SAM Fine-tuning for Medical Imaging

SAM Fine-tuning for Medical Imaging

H. Choi (Joint First Author) Y. Uhm (Joint First Author)
Genoray FlexLab Internship Project (2025)

This project focused on customizing the Segment Anything Model (SAM) and enhancing its performance for dental panoramic X-ray segmentation. We combined LoRA-based fine-tuning with an iterative prompt refinement strategy, and also developed user-friendly labeling tool features to improve both segmentation accuracy and clinical usability.

1. Background

Dentists often face difficulties identifying subtle lesions in panoramic X-rays. However, the available dataset was limited (~2,000 images) and of inconsistent quality, leading to segmentation errors and unreliable training. To overcome this, we designed a dual approach:

  • Enhance segmentation AI through SAM-HQ + LoRA fine-tuning
  • Improve the labeling tool with brush correction and mask transparency adjustment

2. Methodology

  • Base Model: SAM-HQ (Meta AI)
  • Tuning Strategy: Parameter-Efficient Fine-Tuning (LoRA)
  • Prompting: From simple center-point prompts → to iterative correction prompts (up to 11 iterations)
  • Dataset: 2,392 training + 269 test X-ray images, plus 10 challenging "bad-case" images
Iterative Prompt Strategy

Iterative prompt refinement for correcting under-/over-segmentation

3. Results

  • SAM-HQ baseline Dice score: 0.748
  • SAM-HQ + LoRA + iterative prompts: 0.914
  • Decoder-only and HQ-module-only LoRA also improved, but Encoder+Decoder LoRA gave best results
Result Comparison 1

Root segmentation improvement in low-quality and boundary-ambiguous environments

Result Comparison 2

Blurred region segmentation comparison

Result Comparison 3

Overlapped structure segmentation

Result Comparison 4

Artifact-heavy region handling

4. Tool Customization

  • Brush Tool: Enables intuitive "paint-and-erase" correction of masks
  • Transparency Control: Adjustable mask overlay opacity for clearer boundary distinction
  • Impact: Labeling time reduced by ~32% (250s → 170s per case)

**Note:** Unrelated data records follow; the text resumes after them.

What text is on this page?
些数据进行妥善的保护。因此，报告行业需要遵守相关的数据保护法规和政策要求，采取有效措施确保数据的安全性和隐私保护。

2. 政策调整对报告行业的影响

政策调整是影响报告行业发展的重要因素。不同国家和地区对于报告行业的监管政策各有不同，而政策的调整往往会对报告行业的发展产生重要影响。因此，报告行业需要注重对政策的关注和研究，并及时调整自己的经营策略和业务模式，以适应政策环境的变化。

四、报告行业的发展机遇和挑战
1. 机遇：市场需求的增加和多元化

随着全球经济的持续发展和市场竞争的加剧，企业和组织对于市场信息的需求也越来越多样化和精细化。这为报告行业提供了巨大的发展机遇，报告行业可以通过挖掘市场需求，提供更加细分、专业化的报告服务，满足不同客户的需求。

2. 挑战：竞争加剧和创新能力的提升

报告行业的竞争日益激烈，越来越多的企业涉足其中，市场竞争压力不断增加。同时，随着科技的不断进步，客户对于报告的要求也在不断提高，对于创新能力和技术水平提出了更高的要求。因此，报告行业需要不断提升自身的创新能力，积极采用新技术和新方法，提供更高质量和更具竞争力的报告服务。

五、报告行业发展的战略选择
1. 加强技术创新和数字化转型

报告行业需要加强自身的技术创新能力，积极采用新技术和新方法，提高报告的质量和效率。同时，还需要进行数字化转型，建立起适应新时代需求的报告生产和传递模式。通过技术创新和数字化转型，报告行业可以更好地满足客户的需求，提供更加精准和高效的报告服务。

Tool customization demonstration: brush correction and transparency control features

5. Conclusion

Through efficient fine-tuning and practical tool enhancements, we demonstrated that SAM can be effectively adapted to dental panoramic X-ray segmentation with limited data. This project lays the groundwork for dental imaging AI (e.g., structure segmentation and future pathology detection) in clinical practice, while also highlighting the importance of usability for adoption.